Nonetheless, three days later, Copeland would start in his first-ever NBA playoff game against the Boston Celtics in “The World’s Most Famous Arena” – Madison Square Garden. His stat-line was not nearly as impressive (0-for-3 from the field) as the one he compiled in the season finale, but Copeland will tell you it was even more memorable.
In an interview with CUBuffs.com, he described his emotions as “very excited,” and added, “I really wanted to make an impression, although I honestly didn’t play excellent, but we won the game and that’s all that matters.”
He has left a good impression among the Knicks’ organization and fans. Playing in 56 games this season, Copeland averaged 8.7 points in 15.4 minutes a game. However, in the final month of the season his scoring average almost doubled, going to 15.0.
There are few current players with a more intriguing story than Copeland, a 29-year-old rookie who grew up in Newark, N.J., played college basketball in Boulder, and then spent six years traveling from the NBA’s Developmental League across Europe. He finally found a fit on an NBA roster in a city he calls home.
“I still have a lot of family across the water (in New Jersey),” said Copeland. “It’s basically a big-time homecoming for me, and it’s great to be back.”
Playing in front of 20,000 of the world’s most passionate sports fans on a nightly basis is quite a contrast from his playing days in Europe and college. Yet the stage isn’t too big for Copeland; in fact he feels most comfortable playing on basketball’s biggest platform.
“I think it’s every basketball player’s dream to play here. It’s the Garden, it’s the Mecca of basketball. It is such a blessing to be here,” Copeland said. “We get nothing but good vibes when we come into the building.
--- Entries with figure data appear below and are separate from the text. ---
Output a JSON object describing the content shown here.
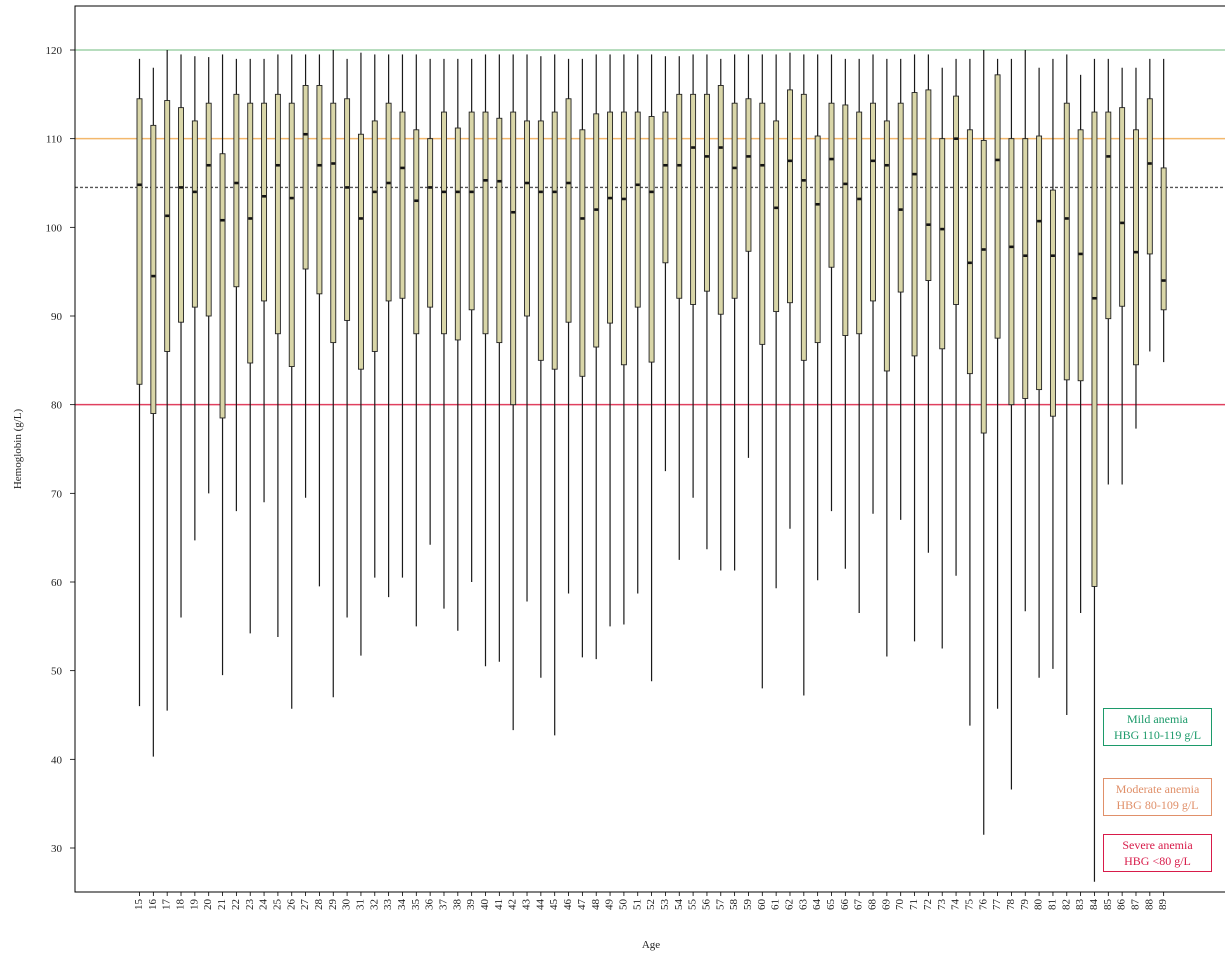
{
  "chart_data": {
    "type": "boxplot",
    "xlabel": "Age",
    "ylabel": "Hemoglobin (g/L)",
    "ylim": [
      25,
      125
    ],
    "yticks": [
      30,
      40,
      50,
      60,
      70,
      80,
      90,
      100,
      110,
      120
    ],
    "grid": false,
    "median_line": 104.5,
    "reference_lines": [
      {
        "name": "mild",
        "value": 120,
        "color": "#9fd2a8"
      },
      {
        "name": "moderate",
        "value": 110,
        "color": "#f3b86c"
      },
      {
        "name": "severe",
        "value": 80,
        "color": "#e0405f"
      }
    ],
    "box_fill": "#d9d6a8",
    "legend": [
      {
        "line1": "Mild anemia",
        "line2": "HBG 110-119 g/L",
        "color": "#1c9a6a"
      },
      {
        "line1": "Moderate anemia",
        "line2": "HBG 80-109 g/L",
        "color": "#e0906a"
      },
      {
        "line1": "Severe anemia",
        "line2": "HBG <80 g/L",
        "color": "#d81b4a"
      }
    ],
    "boxes": [
      {
        "age": "15",
        "min": 46,
        "q1": 82.3,
        "median": 104.8,
        "q3": 114.5,
        "max": 119
      },
      {
        "age": "16",
        "min": 40.3,
        "q1": 79,
        "median": 94.5,
        "q3": 111.5,
        "max": 118
      },
      {
        "age": "17",
        "min": 45.5,
        "q1": 86,
        "median": 101.3,
        "q3": 114.3,
        "max": 120
      },
      {
        "age": "18",
        "min": 56,
        "q1": 89.3,
        "median": 104.5,
        "q3": 113.5,
        "max": 119.5
      },
      {
        "age": "19",
        "min": 64.7,
        "q1": 91,
        "median": 104,
        "q3": 112,
        "max": 119.3
      },
      {
        "age": "20",
        "min": 70,
        "q1": 90,
        "median": 107,
        "q3": 114,
        "max": 119.2
      },
      {
        "age": "21",
        "min": 49.5,
        "q1": 78.5,
        "median": 100.8,
        "q3": 108.3,
        "max": 119.5
      },
      {
        "age": "22",
        "min": 68,
        "q1": 93.3,
        "median": 105,
        "q3": 115,
        "max": 119
      },
      {
        "age": "23",
        "min": 54.2,
        "q1": 84.7,
        "median": 101,
        "q3": 114,
        "max": 119
      },
      {
        "age": "24",
        "min": 69,
        "q1": 91.7,
        "median": 103.5,
        "q3": 114,
        "max": 119
      },
      {
        "age": "25",
        "min": 53.8,
        "q1": 88,
        "median": 107,
        "q3": 115,
        "max": 119.5
      },
      {
        "age": "26",
        "min": 45.7,
        "q1": 84.3,
        "median": 103.3,
        "q3": 114,
        "max": 119.5
      },
      {
        "age": "27",
        "min": 69.5,
        "q1": 95.3,
        "median": 110.5,
        "q3": 116,
        "max": 119.5
      },
      {
        "age": "28",
        "min": 59.5,
        "q1": 92.5,
        "median": 107,
        "q3": 116,
        "max": 119.5
      },
      {
        "age": "29",
        "min": 47,
        "q1": 87,
        "median": 107.2,
        "q3": 114,
        "max": 120
      },
      {
        "age": "30",
        "min": 56,
        "q1": 89.5,
        "median": 104.5,
        "q3": 114.5,
        "max": 119
      },
      {
        "age": "31",
        "min": 51.7,
        "q1": 84,
        "median": 101,
        "q3": 110.5,
        "max": 119.7
      },
      {
        "age": "32",
        "min": 60.5,
        "q1": 86,
        "median": 104,
        "q3": 112,
        "max": 119.5
      },
      {
        "age": "33",
        "min": 58.3,
        "q1": 91.7,
        "median": 105,
        "q3": 114,
        "max": 119.5
      },
      {
        "age": "34",
        "min": 60.5,
        "q1": 92,
        "median": 106.7,
        "q3": 113,
        "max": 119.5
      },
      {
        "age": "35",
        "min": 55,
        "q1": 88,
        "median": 103,
        "q3": 111,
        "max": 119.5
      },
      {
        "age": "36",
        "min": 64.2,
        "q1": 91,
        "median": 104.5,
        "q3": 110,
        "max": 119
      },
      {
        "age": "37",
        "min": 57,
        "q1": 88,
        "median": 104,
        "q3": 113,
        "max": 119
      },
      {
        "age": "38",
        "min": 54.5,
        "q1": 87.3,
        "median": 104,
        "q3": 111.2,
        "max": 119
      },
      {
        "age": "39",
        "min": 60,
        "q1": 90.7,
        "median": 104,
        "q3": 113,
        "max": 119
      },
      {
        "age": "40",
        "min": 50.5,
        "q1": 88,
        "median": 105.3,
        "q3": 113,
        "max": 119.5
      },
      {
        "age": "41",
        "min": 51,
        "q1": 87,
        "median": 105.2,
        "q3": 112.3,
        "max": 119.5
      },
      {
        "age": "42",
        "min": 43.3,
        "q1": 80,
        "median": 101.7,
        "q3": 113,
        "max": 119.5
      },
      {
        "age": "43",
        "min": 57.8,
        "q1": 90,
        "median": 105,
        "q3": 112,
        "max": 119.5
      },
      {
        "age": "44",
        "min": 49.2,
        "q1": 85,
        "median": 104,
        "q3": 112,
        "max": 119.3
      },
      {
        "age": "45",
        "min": 42.7,
        "q1": 84,
        "median": 104,
        "q3": 113,
        "max": 119.5
      },
      {
        "age": "46",
        "min": 58.7,
        "q1": 89.3,
        "median": 105,
        "q3": 114.5,
        "max": 119
      },
      {
        "age": "47",
        "min": 51.5,
        "q1": 83.2,
        "median": 101,
        "q3": 111,
        "max": 119
      },
      {
        "age": "48",
        "min": 51.3,
        "q1": 86.5,
        "median": 102,
        "q3": 112.8,
        "max": 119.5
      },
      {
        "age": "49",
        "min": 55,
        "q1": 89.2,
        "median": 103.3,
        "q3": 113,
        "max": 119.5
      },
      {
        "age": "50",
        "min": 55.2,
        "q1": 84.5,
        "median": 103.2,
        "q3": 113,
        "max": 119.5
      },
      {
        "age": "51",
        "min": 58.7,
        "q1": 91,
        "median": 104.8,
        "q3": 113,
        "max": 119.5
      },
      {
        "age": "52",
        "min": 48.8,
        "q1": 84.8,
        "median": 104,
        "q3": 112.5,
        "max": 119.5
      },
      {
        "age": "53",
        "min": 72.5,
        "q1": 96,
        "median": 107,
        "q3": 113,
        "max": 119.3
      },
      {
        "age": "54",
        "min": 62.5,
        "q1": 92,
        "median": 107,
        "q3": 115,
        "max": 119.3
      },
      {
        "age": "55",
        "min": 69.5,
        "q1": 91.3,
        "median": 109,
        "q3": 115,
        "max": 119.5
      },
      {
        "age": "56",
        "min": 63.7,
        "q1": 92.8,
        "median": 108,
        "q3": 115,
        "max": 119.5
      },
      {
        "age": "57",
        "min": 61.3,
        "q1": 90.2,
        "median": 109,
        "q3": 116,
        "max": 119
      },
      {
        "age": "58",
        "min": 61.3,
        "q1": 92,
        "median": 106.7,
        "q3": 114,
        "max": 119.5
      },
      {
        "age": "59",
        "min": 74,
        "q1": 97.3,
        "median": 108,
        "q3": 114.5,
        "max": 119.5
      },
      {
        "age": "60",
        "min": 48,
        "q1": 86.8,
        "median": 107,
        "q3": 114,
        "max": 119.5
      },
      {
        "age": "61",
        "min": 59.3,
        "q1": 90.5,
        "median": 102.2,
        "q3": 112,
        "max": 119.5
      },
      {
        "age": "62",
        "min": 66,
        "q1": 91.5,
        "median": 107.5,
        "q3": 115.5,
        "max": 119.7
      },
      {
        "age": "63",
        "min": 47.2,
        "q1": 85,
        "median": 105.3,
        "q3": 115,
        "max": 119.5
      },
      {
        "age": "64",
        "min": 60.2,
        "q1": 87,
        "median": 102.6,
        "q3": 110.3,
        "max": 119.5
      },
      {
        "age": "65",
        "min": 68,
        "q1": 95.5,
        "median": 107.7,
        "q3": 114,
        "max": 119.5
      },
      {
        "age": "66",
        "min": 61.5,
        "q1": 87.8,
        "median": 104.9,
        "q3": 113.8,
        "max": 119
      },
      {
        "age": "67",
        "min": 56.5,
        "q1": 88,
        "median": 103.2,
        "q3": 113,
        "max": 119
      },
      {
        "age": "68",
        "min": 67.7,
        "q1": 91.7,
        "median": 107.5,
        "q3": 114,
        "max": 119.5
      },
      {
        "age": "69",
        "min": 51.6,
        "q1": 83.8,
        "median": 107,
        "q3": 112,
        "max": 119
      },
      {
        "age": "70",
        "min": 67,
        "q1": 92.7,
        "median": 102,
        "q3": 114,
        "max": 119
      },
      {
        "age": "71",
        "min": 53.3,
        "q1": 85.5,
        "median": 106,
        "q3": 115.2,
        "max": 119.5
      },
      {
        "age": "72",
        "min": 63.3,
        "q1": 94,
        "median": 100.3,
        "q3": 115.5,
        "max": 119.5
      },
      {
        "age": "73",
        "min": 52.5,
        "q1": 86.3,
        "median": 99.8,
        "q3": 110,
        "max": 118
      },
      {
        "age": "74",
        "min": 60.7,
        "q1": 91.3,
        "median": 110,
        "q3": 114.8,
        "max": 119
      },
      {
        "age": "75",
        "min": 43.8,
        "q1": 83.5,
        "median": 96,
        "q3": 111,
        "max": 119
      },
      {
        "age": "76",
        "min": 31.5,
        "q1": 76.8,
        "median": 97.5,
        "q3": 109.8,
        "max": 120
      },
      {
        "age": "77",
        "min": 45.7,
        "q1": 87.5,
        "median": 107.6,
        "q3": 117.2,
        "max": 119
      },
      {
        "age": "78",
        "min": 36.6,
        "q1": 80,
        "median": 97.8,
        "q3": 110,
        "max": 119
      },
      {
        "age": "79",
        "min": 56.7,
        "q1": 80.7,
        "median": 96.8,
        "q3": 110,
        "max": 120
      },
      {
        "age": "80",
        "min": 49.2,
        "q1": 81.7,
        "median": 100.7,
        "q3": 110.3,
        "max": 118
      },
      {
        "age": "81",
        "min": 50.2,
        "q1": 78.7,
        "median": 96.8,
        "q3": 104.2,
        "max": 119
      },
      {
        "age": "82",
        "min": 45,
        "q1": 82.8,
        "median": 101,
        "q3": 114,
        "max": 119.5
      },
      {
        "age": "83",
        "min": 56.5,
        "q1": 82.7,
        "median": 97,
        "q3": 111,
        "max": 117.2
      },
      {
        "age": "84",
        "min": 26.2,
        "q1": 59.5,
        "median": 92,
        "q3": 113,
        "max": 119
      },
      {
        "age": "85",
        "min": 71,
        "q1": 89.7,
        "median": 108,
        "q3": 113,
        "max": 119
      },
      {
        "age": "86",
        "min": 71,
        "q1": 91.1,
        "median": 100.5,
        "q3": 113.5,
        "max": 118
      },
      {
        "age": "87",
        "min": 77.3,
        "q1": 84.5,
        "median": 97.2,
        "q3": 111,
        "max": 118
      },
      {
        "age": "88",
        "min": 86,
        "q1": 97,
        "median": 107.2,
        "q3": 114.5,
        "max": 119
      },
      {
        "age": "89",
        "min": 84.8,
        "q1": 90.7,
        "median": 94,
        "q3": 106.7,
        "max": 119
      }
    ]
  }
}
I think a lot of (the fans) appreciate my story and I think they can relate to the nature of me being basically just a blue-collar player.”
New York fans have taken a liking to Copeland and rest of the Knicks squad for good reason. Boasting a 54-28 record, including 31-10 in the Garden, the team had its winningest season in over 15 years (since 1996-97).
The Knicks finished second in the Eastern Conference to the Miami Heat, which won more games (66) than any other team in the NBA.
However, after a four-game losing streak in the middle of March, the Knicks were not looking like a very special team and needed a spark.
It was Copeland.
In the final game of a five-game road trip at Utah on March 18th, Copeland put forth an impressive outing by scoring 14 points for a team that was missing two of its most valued players in Carmelo Anthony and Tyson Chandler. Thanks in part to Copeland’s play, the Knicks would go on to win 90-83 to begin an eventual 13-game winning streak.
One reason Copeland realized his life-long dream of making it to the NBA is because of his confidence level. It’s not to say he isn’t humble, as you have to be when you are nearly 30-years-old and still receiving the same hazing as most 20-year-old rookies.
But his experiences over the years provide him with such sureness in his ability to perform at the highest level of competition.
“I’m confident (but) it doesn’t mean I think I’m the best player to ever play,” Copeland said. “But I believe in myself and so do my teammates and coaches, which only gives me more confidence at the end of the day.”
He says being on a roster featuring so many all-star names such as Anthony, Chandler, Amar’e Stoudemire, Jason Kidd, Kenyon Martin, and others has been a blessing. All have served as mentors in different parts of his game helping him to adopt “new tricks and techniques” to further his development.
The winning streak Copeland assisted in starting served a pivotal role in helping the Knicks secure the Atlantic Division title for the first time since the 1993-94 season.
Copeland called contributing to such a special season “amazing. It is such a good feeling being out in the city and you can tell the fans have been waiting for a season like this.
“It is a great thing to be a part of; I’m so excited to be along for the ride and I just thank God and the Knicks organization for giving me this opportunity.”
The goal now is to not let the unbelievable ride come to a screeching stop, and Copeland doesn’t think it will anytime soon.
“We are just going to go out there and play one game at a time and see how it goes, and I think we are pretty confident in ourselves that we’ll get the job done,” he said.
The Knicks currently lead the best-of-seven series against the Celtics 2-0 after winning Game 2, 87-71 on Tuesday night in New York, with Games 3 and 4 scheduled in Boston on Friday and Sunday.